2023 will see Rina in her film acting debut as she stars in John Wick 4 alongside Keanu Reeves.

Fresh off the triumph of her UK and US headline tour, which sold out the Roundhouse in London and saw five-star reviews from The Guardian and NME, the newly minted British-Japanese pop star is following up her celebrated debut album SAWAYAMA with Hold The Girl, a colossally ambitious and utterly original record that marries intimate storytelling with arena-sized tunes.

Hold The Girl, due for release on September 16, showcases Rina's talent for bending huge chart influences and blockbuster melodies to her will with precision-tuned songwriting and powerful vocals.
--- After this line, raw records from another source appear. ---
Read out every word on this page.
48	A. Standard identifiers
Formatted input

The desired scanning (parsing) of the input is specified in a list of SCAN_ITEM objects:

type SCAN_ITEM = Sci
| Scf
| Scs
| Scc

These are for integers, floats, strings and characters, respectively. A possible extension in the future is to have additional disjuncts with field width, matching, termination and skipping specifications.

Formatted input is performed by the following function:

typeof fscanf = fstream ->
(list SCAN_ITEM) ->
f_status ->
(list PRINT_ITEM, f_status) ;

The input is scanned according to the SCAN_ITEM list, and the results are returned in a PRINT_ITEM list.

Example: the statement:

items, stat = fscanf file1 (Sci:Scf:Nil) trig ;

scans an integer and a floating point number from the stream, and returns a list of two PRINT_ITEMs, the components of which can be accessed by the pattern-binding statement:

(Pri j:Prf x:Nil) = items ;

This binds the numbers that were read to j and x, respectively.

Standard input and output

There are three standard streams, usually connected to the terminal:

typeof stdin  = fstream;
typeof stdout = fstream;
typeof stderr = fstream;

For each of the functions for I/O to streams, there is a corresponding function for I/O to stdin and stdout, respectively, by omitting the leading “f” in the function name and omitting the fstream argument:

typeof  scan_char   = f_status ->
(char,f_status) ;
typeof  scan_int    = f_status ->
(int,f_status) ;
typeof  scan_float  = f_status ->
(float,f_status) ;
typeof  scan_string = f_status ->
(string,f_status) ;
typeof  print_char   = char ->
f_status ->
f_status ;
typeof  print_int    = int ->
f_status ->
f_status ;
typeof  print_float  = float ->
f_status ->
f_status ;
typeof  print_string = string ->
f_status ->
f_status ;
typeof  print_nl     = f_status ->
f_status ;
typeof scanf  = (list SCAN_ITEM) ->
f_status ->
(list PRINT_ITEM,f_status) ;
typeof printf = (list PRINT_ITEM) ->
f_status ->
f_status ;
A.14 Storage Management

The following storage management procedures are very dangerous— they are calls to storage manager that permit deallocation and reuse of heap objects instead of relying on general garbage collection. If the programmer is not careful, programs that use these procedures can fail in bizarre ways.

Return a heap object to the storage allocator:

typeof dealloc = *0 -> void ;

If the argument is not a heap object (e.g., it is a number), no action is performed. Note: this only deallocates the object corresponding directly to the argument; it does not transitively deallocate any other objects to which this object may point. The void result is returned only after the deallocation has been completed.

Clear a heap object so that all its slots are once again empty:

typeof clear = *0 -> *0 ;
The 13-tracks of Hold The Girl will feature the previously released singles 'This Hell', which debuted with a performance on The Tonight Show Starring Jimmy Fallon, along with 'Catch Me In The Air' and the title track 'Hold The Girl', which came with an Ali Kurr directed video and portrays Rina stuck in a time loop within the bounds of a 19th-century farmhouse until she finally breaks free.

Hold The Girl, isn’t just a smorgasbord of monster hits-in-the-waiting – it’s also a bold and honest statement about the singer coming to terms with her own past and the jubilation of turning to the future.These are big songs in a big album, choreographing female emotion, despair and hope in a record that pulsates with the message that pop can be more complex, darker and so much more meaningful than your typical girl-meets-boy lyricism. “I'm still very much a maximal writer. I hate silences.” And that’s her down to a tee – in a world that wants women to be quieter, Rina Sawayama is finding new ways to speak up.